NGC 6881

In Cygnus

From Jim Kaler's STARS; Return to Planetary Nebulae

NGC 6881 NGC 6881
Curtis only hints at the structure and the confusion attendant on NGC 6881, a visually tiny planetary nebula in a crowded region of central Cygnus 3.5 degrees southwest of Sadr (Gamma Cygni). He says: "Probably has a central star" (indeed, see below). As to the nebula, "Just distinguishable from a star; a minute disk 5 [seconds of arc] in diameter, with very faint ansae." In the Hubble image at right (rotate about 60 degrees to the right for a match), the "ansae," more like extensive wings than the bullets of NGC 7009, grow to five times the dimension of Curtis's inner nebula looking more like those of the "Red Spider," NGC 6537. The distance, as for most such nebulae, is pretty-much unknown. A trio of estimates averages 8000 light years, but that should not be taken too seriously. Given that figure, the inner nebula is 0.2 light years across, the outer wings a full light year from one end to the other. Notice the reflective symmetry. How one side knows what the other is doing is not known, but possibly involves binary-star action at the center, which stirs the mass loss from the progenitor advanced giant star. Chemical abundances seem normal, though there is some indication of enriched helium.
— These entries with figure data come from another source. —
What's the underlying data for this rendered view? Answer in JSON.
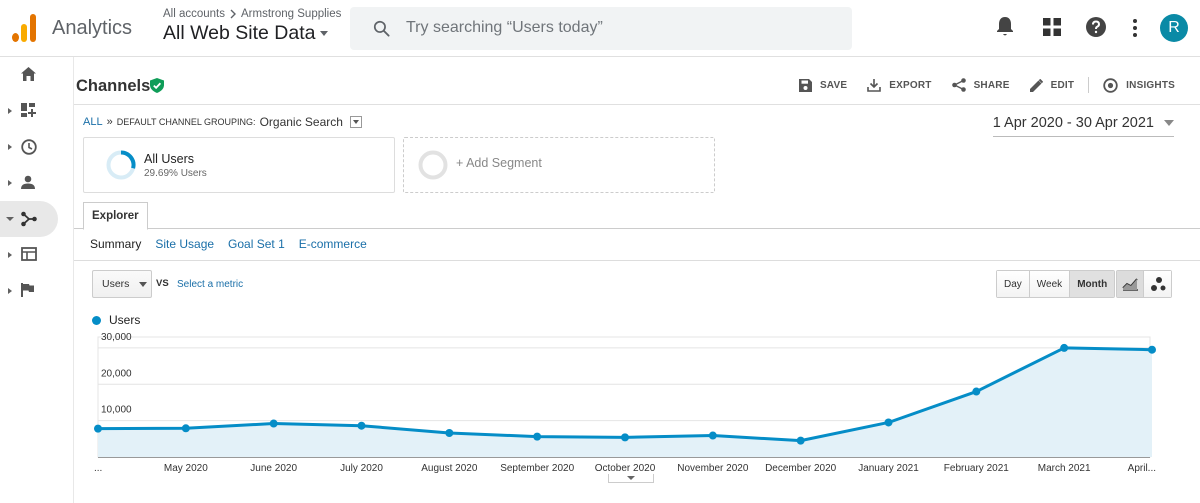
{
  "header": {
    "app_title": "Analytics",
    "account_crumb_root": "All accounts",
    "account_crumb_account": "Armstrong Supplies",
    "property_view": "All Web Site Data",
    "search_placeholder": "Try searching “Users today”",
    "avatar_letter": "R",
    "colors": {
      "logo_dark": "#e37400",
      "logo_light": "#f9ab00",
      "avatar": "#0a8aa6"
    },
    "icons": [
      "bell-icon",
      "apps-grid-icon",
      "help-icon",
      "more-vert-icon"
    ]
  },
  "sidebar": {
    "items": [
      {
        "icon": "home-icon"
      },
      {
        "icon": "customization-icon"
      },
      {
        "icon": "realtime-clock-icon"
      },
      {
        "icon": "audience-person-icon"
      },
      {
        "icon": "acquisition-icon",
        "active": true
      },
      {
        "icon": "behavior-icon"
      },
      {
        "icon": "conversions-flag-icon"
      }
    ]
  },
  "page": {
    "title": "Channels",
    "actions": {
      "save": "SAVE",
      "export": "EXPORT",
      "share": "SHARE",
      "edit": "EDIT",
      "insights": "INSIGHTS"
    },
    "breadcrumb": {
      "all": "ALL",
      "sep": "»",
      "grouping": "DEFAULT CHANNEL GROUPING:",
      "value": "Organic Search"
    },
    "date_range": "1 Apr 2020 - 30 Apr 2021",
    "segments": {
      "primary_name": "All Users",
      "primary_sub": "29.69% Users",
      "add_label": "+ Add Segment"
    },
    "explorer_tab": "Explorer",
    "subtabs": [
      "Summary",
      "Site Usage",
      "Goal Set 1",
      "E-commerce"
    ],
    "metric_select": "Users",
    "vs_label": "VS",
    "select_metric": "Select a metric",
    "granularity": [
      "Day",
      "Week",
      "Month"
    ],
    "granularity_selected": "Month",
    "legend_label": "Users",
    "accent_color": "#058dc7"
  },
  "chart_data": {
    "type": "area",
    "series": [
      {
        "name": "Users",
        "values": [
          7800,
          7900,
          9200,
          8600,
          6600,
          5600,
          5400,
          5900,
          4500,
          9500,
          18000,
          30000,
          29500
        ]
      }
    ],
    "x": [
      "...",
      "May 2020",
      "June 2020",
      "July 2020",
      "August 2020",
      "September 2020",
      "October 2020",
      "November 2020",
      "December 2020",
      "January 2021",
      "February 2021",
      "March 2021",
      "April..."
    ],
    "yticks": [
      "10,000",
      "20,000",
      "30,000"
    ],
    "ytick_values": [
      10000,
      20000,
      30000
    ],
    "ylim": [
      0,
      33000
    ],
    "grid": true,
    "legend": "top-left",
    "line_color": "#058dc7",
    "fill_color": "#e3f1f8"
  }
}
There are three divergent values for the brightness of the central star: a visual magnitude of 16.7 (which, compared with the nebular radiation gives a core temperature of 77,000 Kelvin), another of 18.4 (100,000 K), and an estimate purely from the nebular spectrum of 20.5 (143,000 K), the last probably not realistic, the differences vividly showing the difficulty of detecting a faint star against a bright background. The brighter of the two remaining values and the poor distance suggests a stellar luminosity around 7000 Suns and a core mass a bit over 0.6 solar, the star still heating. That will be the mass of the final white dwarf once the nebula (the inner portion expanding at 17 kilometers per second) dissipates into the darkness of space.

Left: Image by H. D. Curtis from Publications of the Lick Observatory, Volume 13, Part III, 1918. Right: Hubble image by J. Schulman and the ESA/ESO/NASA Photoshop FITS Liberator.